AJ Editor’s note: Al Jazeera special correspondent Nir Rosen spent seven weeks travelling throughout Syria with unique access to all sides. He visited Daraa, Damascus, Homs, Hama, Latakia and Aleppo to explore the uprising and growing internal conflict. In the second article of his series he meets with leaders of the armed opposition in Homs. Names of some of the indivduals quoted have been changed to protect their identities.
While outsiders debate when or if the Syrian opposition will turn to arms, on the ground it is clear that elements of the opposition have used violence against the security forces from early in the uprising in response to the regime’s harsh crackdown.
Over a period of seven weeks, from July to September, I spent time among the many factions in the strugle for Syria. It is a conflict fought on the streets and in the media. For the most part, unarmed opposition activists seeking the overthrow of the regime have used demonstrations as their guerrilla tactic. The regime has succeeded in containing or suppressing the opposition, limiting the times and places they can demonstrate. The opposition has failed to expand its constituency outside the Sunni majority or even to win over the Sunni bourgeois of Damascus and Aleppo. Sectarian hatred grows on both sides, leading to early signs of communal violence. At the same time, a more professional and organised armed opposition movement has emerged.
Spend enough time in Homs and you will be confronted with the battles between security forces and their armed opponents. On July 21 Syrian security forces clashed with opposition fighters in the city’s Bab Assiba neighbourhood.
The following day I met several members of state security. They were saddened by the loss of a captain in the Ministry of Interior’s SWAT unit – he had been shot in the neck just above his vest. I was told that the day before, opposition fighters had used a rocket propelled grenade in Ashiri on the outskirts of Homs. One State security man called Shaaban complained that Bab Assiba had become its own state. The day before, he had taken part in heavy fighting there and helped transport 35 wounded soldiers out. “It was like a wedding,” he laughed as he described the shooting.

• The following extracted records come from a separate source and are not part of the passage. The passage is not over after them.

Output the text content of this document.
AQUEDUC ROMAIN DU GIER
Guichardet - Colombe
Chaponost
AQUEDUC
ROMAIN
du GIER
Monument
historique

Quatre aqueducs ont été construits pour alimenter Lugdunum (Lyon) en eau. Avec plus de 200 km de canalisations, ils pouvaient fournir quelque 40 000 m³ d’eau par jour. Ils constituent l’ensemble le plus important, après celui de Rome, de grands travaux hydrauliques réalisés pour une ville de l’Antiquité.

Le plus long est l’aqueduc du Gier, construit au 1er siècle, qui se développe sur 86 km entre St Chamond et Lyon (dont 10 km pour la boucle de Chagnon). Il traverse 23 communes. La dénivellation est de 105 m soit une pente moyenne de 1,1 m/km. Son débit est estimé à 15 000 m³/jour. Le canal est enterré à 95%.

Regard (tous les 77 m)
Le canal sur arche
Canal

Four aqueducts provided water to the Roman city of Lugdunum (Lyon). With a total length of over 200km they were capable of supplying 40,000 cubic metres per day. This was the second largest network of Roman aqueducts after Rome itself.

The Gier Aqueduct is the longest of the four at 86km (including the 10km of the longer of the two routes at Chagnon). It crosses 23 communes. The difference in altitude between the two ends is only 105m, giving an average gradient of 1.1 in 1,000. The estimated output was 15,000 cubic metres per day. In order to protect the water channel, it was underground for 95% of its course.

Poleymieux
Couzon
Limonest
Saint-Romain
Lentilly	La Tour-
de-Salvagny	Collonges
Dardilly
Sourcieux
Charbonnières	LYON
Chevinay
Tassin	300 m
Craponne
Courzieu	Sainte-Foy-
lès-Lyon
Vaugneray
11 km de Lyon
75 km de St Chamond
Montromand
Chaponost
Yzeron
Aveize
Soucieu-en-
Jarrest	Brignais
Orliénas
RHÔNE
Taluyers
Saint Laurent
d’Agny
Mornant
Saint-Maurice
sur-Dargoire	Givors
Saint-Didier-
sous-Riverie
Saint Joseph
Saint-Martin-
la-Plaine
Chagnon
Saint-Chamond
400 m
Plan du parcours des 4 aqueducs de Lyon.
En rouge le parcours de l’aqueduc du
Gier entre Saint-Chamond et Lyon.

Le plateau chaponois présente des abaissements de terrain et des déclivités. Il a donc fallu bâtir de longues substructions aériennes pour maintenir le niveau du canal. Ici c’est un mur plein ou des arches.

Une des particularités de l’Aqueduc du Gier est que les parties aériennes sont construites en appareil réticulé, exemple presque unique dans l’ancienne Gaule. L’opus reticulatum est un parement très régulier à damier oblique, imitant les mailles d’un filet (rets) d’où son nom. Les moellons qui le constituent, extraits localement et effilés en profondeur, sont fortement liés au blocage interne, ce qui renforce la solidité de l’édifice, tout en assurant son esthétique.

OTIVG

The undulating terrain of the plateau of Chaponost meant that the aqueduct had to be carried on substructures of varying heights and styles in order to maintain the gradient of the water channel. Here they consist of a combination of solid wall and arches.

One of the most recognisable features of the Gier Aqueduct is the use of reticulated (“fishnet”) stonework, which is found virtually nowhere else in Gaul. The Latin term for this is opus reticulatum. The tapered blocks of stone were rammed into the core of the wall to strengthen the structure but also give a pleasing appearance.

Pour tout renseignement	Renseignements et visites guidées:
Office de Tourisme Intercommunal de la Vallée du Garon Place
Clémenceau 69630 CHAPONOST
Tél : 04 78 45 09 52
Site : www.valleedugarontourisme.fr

Some attacks resemble a nascent insurgency. The next day, a train from Aleppo was derailed nearby in Qizhi. Official reports said the conductor was killed, and his assistant along with many of the 480 passengers were injured. I drove west out of the city and then along a canal to the site of the train crash. The tracks on a small bridge had clearly been removed and the train had been knocked off the tracks with some of the carriages turned over on their side, and the conductor’s carriage partially burned. It seemed real enough, though it was odd that only the conductor had been killed. Several days later, an oil-pipeline was blown up outside Homs.